Mutation in SPINK5 causes Netherton syndrome, a rare recessive skin disease that is accompanied by severe atopic manifestations including atopic dermatitis, allergic rhinitis, asthma, high serum IgE and hypereosinophilia. Recently, single nucleotide polymorphism (SNP) of the SPINK5 was shown to be significantly associated with atopy, atopic dermatitis, asthma, and total serum IgE. In order to determine the role of the SPINK5 in the development of asthma, a case-control study including 669 asthma patients and 711 healthy controls in Han Chinese was conducted.


Using PCR-RFLP assay, we genotyped one promoter SNP, -206G>A, and four nonsynonymous SNPs, 1103A>G (Asn368Ser), 1156G>A (Asp386Asn), 1258G>A (Glu420Lys), and 2475G>T (Glu825Asp). Also, we analyzed the functional significance of -206G>A using the luciferase reporter assay and electrophoresis mobility shift assay.

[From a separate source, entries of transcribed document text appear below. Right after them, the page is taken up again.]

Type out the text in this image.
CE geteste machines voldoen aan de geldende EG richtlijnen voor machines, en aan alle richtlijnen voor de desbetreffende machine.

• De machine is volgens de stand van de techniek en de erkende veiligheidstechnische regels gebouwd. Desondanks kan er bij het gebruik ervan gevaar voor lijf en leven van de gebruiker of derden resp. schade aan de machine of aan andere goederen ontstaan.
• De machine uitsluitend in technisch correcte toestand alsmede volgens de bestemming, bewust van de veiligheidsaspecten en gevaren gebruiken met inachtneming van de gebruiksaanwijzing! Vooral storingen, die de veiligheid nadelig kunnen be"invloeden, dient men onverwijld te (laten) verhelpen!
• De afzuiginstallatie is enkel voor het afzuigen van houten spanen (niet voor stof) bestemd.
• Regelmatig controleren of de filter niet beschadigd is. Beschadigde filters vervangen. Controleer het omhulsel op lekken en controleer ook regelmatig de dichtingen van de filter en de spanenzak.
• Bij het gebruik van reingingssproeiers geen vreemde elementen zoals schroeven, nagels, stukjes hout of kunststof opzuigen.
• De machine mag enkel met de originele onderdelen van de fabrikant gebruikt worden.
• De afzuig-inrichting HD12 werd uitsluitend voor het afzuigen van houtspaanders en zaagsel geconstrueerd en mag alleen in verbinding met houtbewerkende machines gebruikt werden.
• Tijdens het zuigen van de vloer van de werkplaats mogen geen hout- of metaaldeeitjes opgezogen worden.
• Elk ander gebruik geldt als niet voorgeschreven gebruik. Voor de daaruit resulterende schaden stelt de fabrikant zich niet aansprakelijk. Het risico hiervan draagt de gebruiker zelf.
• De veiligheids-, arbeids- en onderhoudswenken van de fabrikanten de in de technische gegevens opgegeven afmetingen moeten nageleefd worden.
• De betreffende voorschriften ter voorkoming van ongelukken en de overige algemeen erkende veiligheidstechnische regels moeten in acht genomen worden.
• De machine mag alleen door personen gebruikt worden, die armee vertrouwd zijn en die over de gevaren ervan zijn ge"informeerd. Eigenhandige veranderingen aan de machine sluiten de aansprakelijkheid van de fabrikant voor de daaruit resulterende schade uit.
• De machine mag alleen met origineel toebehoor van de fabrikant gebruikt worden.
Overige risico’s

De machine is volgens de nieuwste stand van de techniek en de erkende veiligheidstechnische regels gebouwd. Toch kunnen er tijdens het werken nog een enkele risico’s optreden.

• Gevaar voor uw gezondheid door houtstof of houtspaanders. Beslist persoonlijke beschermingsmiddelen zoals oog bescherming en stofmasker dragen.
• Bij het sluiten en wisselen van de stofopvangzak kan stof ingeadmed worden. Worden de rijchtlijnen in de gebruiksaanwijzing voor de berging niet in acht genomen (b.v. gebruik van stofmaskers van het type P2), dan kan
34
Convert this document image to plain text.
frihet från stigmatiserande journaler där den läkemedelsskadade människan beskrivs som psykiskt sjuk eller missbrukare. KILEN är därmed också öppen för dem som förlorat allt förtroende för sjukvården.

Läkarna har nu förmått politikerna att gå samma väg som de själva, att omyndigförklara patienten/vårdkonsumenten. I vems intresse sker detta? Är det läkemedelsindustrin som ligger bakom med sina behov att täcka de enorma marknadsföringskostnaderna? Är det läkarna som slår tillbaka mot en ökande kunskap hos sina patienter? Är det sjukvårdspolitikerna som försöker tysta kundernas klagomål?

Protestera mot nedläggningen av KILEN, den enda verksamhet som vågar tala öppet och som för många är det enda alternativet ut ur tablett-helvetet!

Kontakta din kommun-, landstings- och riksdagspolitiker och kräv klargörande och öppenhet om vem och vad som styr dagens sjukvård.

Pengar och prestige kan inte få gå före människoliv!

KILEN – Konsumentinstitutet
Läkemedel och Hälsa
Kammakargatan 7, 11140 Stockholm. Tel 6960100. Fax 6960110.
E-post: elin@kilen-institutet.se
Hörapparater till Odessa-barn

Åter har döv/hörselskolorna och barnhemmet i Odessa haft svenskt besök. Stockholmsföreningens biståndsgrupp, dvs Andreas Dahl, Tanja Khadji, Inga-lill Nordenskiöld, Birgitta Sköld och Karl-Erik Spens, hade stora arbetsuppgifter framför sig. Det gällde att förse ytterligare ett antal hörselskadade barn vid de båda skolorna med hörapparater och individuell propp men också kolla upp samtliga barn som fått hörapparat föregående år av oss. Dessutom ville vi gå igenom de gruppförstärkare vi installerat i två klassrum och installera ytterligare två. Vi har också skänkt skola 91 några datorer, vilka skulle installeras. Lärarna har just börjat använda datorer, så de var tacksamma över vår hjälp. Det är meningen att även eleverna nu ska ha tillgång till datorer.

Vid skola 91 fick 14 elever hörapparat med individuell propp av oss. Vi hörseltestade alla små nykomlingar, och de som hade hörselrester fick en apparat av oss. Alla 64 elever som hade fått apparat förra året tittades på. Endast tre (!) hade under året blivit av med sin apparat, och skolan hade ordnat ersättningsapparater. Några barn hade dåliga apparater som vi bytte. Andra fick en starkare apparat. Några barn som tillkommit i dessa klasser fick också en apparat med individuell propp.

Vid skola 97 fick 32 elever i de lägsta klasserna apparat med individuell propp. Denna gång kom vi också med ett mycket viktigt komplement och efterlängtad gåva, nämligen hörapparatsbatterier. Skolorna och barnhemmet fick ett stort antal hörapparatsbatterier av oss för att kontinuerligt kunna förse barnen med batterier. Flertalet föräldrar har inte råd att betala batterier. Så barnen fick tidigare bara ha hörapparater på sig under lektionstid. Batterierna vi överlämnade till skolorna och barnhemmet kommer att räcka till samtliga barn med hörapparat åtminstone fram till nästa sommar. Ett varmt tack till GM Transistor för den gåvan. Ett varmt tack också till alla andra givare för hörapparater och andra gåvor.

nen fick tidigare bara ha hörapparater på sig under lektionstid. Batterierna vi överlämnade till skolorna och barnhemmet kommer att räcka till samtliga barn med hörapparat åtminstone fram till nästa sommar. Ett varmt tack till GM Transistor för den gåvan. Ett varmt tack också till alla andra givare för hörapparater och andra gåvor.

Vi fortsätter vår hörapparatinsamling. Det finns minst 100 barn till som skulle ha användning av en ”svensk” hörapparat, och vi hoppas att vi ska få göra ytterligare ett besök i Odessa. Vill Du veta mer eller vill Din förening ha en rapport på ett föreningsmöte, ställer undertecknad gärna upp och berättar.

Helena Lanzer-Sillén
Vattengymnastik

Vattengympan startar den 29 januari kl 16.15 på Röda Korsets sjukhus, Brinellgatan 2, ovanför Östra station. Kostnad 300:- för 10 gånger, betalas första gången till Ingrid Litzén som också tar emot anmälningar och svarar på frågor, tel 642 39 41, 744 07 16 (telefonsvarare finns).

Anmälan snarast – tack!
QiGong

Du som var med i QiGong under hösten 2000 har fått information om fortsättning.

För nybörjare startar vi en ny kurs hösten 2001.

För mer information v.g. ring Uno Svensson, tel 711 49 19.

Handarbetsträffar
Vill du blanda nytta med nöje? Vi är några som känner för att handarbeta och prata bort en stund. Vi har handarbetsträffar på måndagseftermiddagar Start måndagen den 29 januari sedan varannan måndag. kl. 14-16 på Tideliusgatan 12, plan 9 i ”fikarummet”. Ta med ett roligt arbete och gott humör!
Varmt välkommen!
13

we found that the G allele at SNP -206G>A was associated with increased asthma susceptibility in our study population (p = 0.002, odds ratio 1.34, 95% confidence interval 1.11–1.60). There was no significant association between any of four nonsynonymous SNPs and asthma. The A allele at -206G>A has a significantly higher transcriptional activity than the G allele. Electrophoresis mobility shift assay also showed a significantly higher binding efficiency of nuclear protein to the A allele compared with the G allele.


Our findings indicate that the -206G>A polymorphism in the SPINK5 is associated with asthma susceptibility in a Chinese Han population.